Attla was dedicated to preserving and promoting the cultural heritage of dog mushing. He founded the Frank Attla Youth & Sled Dog Program in Huslia to introduce young people to the sport and its traditions, named after his son Frank who died at 21.
== Personal life ==
Attla married Shirley Oldman from Hughes, Alaska in 1955. They divorced 16 years later. Attla married his second wife Karen in the 1970s and divorced in 1982. He married Tamara Ostlund in the late 1980s. Attla had a total of 9 children. In the 1950s, Attla developed worsening vision in his right eye due to glaucoma and by the 1970s, he was blind in that eye. Attla died of B-cell lymphoma on February 15, 2015, at Alaska Native Medical Center in Anchorage.
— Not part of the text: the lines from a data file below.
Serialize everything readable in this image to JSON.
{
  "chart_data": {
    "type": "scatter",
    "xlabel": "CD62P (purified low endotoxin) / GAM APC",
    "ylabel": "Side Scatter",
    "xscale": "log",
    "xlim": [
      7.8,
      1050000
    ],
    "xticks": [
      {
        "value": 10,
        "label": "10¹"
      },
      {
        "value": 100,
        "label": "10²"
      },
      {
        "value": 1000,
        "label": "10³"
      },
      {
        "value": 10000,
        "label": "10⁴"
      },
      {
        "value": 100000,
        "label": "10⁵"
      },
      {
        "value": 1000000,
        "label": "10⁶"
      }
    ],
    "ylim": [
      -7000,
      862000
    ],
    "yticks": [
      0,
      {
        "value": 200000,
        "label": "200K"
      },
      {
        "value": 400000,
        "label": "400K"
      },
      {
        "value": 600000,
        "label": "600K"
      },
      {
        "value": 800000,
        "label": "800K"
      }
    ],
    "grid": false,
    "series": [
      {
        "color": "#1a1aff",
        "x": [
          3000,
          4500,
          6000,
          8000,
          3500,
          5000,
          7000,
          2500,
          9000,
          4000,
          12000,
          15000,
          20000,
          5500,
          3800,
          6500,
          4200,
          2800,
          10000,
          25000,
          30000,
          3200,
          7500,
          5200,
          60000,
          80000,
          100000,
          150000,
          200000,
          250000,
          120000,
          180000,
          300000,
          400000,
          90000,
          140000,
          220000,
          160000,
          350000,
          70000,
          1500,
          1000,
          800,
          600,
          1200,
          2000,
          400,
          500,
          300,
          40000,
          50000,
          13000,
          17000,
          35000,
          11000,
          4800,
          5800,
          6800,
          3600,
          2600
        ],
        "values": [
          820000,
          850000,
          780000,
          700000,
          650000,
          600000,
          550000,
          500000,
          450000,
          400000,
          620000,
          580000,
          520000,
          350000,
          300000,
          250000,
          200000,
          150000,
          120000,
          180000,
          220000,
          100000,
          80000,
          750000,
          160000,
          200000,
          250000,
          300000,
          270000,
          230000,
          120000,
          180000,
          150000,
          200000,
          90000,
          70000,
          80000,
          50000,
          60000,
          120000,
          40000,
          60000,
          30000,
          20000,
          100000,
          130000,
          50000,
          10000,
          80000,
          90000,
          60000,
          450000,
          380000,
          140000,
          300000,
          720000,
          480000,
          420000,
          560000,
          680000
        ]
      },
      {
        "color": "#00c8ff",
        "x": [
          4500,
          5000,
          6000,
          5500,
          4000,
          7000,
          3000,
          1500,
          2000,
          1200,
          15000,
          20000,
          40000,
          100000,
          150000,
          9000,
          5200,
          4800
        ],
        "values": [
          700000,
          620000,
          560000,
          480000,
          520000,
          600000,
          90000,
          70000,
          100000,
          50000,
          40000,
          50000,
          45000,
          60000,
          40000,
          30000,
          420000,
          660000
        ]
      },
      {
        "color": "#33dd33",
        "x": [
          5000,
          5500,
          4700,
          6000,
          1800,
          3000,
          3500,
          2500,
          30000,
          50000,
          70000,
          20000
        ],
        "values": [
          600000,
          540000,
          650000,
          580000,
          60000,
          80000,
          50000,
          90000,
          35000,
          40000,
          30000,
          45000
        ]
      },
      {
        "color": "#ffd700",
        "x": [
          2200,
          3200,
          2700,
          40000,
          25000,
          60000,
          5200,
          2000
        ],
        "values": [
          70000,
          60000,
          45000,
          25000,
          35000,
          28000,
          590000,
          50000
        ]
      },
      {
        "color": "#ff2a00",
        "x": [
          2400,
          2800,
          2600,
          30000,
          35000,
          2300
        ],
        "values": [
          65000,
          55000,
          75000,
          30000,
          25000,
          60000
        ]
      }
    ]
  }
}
== Major mushing victories and finishes ==
- Anchorage Fur Rendezvous first place finishes: 1958, 1962, 1968, 1972, 1975, 1976, 1978, 1979, 1981, and 1982.
- Iditarod Trail Sled Dog Race: in 1973 Attla placed fourth in the inaugural Iditarod.
- International Sled Dog Racing Association unlimited class medals: nine times
- Open North American Championship: 8 first place finishes including 1969, 1970, 1972, 1975, 1978, 1979, 1986, 1987
- Tok Race of Champions: first place finish in 1958, 1969, 1970, 1972, 1974, 1977, 1979, 1985, 1988.
- Koyukuk River Sled Dog Championship: first place finish in 1982, 1986, 1988, 1991, 1992, 1994, 1995.

== Legacy ==

- Attla was the subject of a 1993 book titled George Attla: The Legend of the Sled-dog Trail, by Lewis "Lew" Freedman.
- On April 25, 1998, Alaskan governor Steve Cowper declared April 29 as George Attla Day in 1998 in recognition of his impact.

- Attla served as the central figure in the 1979 film Spirit of the Wind, which depicted his early life and rise to prominence in the world of dog mushing.
- Atta inspired the 2017 single "You Got to Run (Spirit of the Wind)", a collaboration between Buffy Sainte-Marie and Tanya Tagaq.
- The 2019 PBS documentary Attla chronicles the life and legacy of Attla as he trains his grandnephew to race his dogs one last time.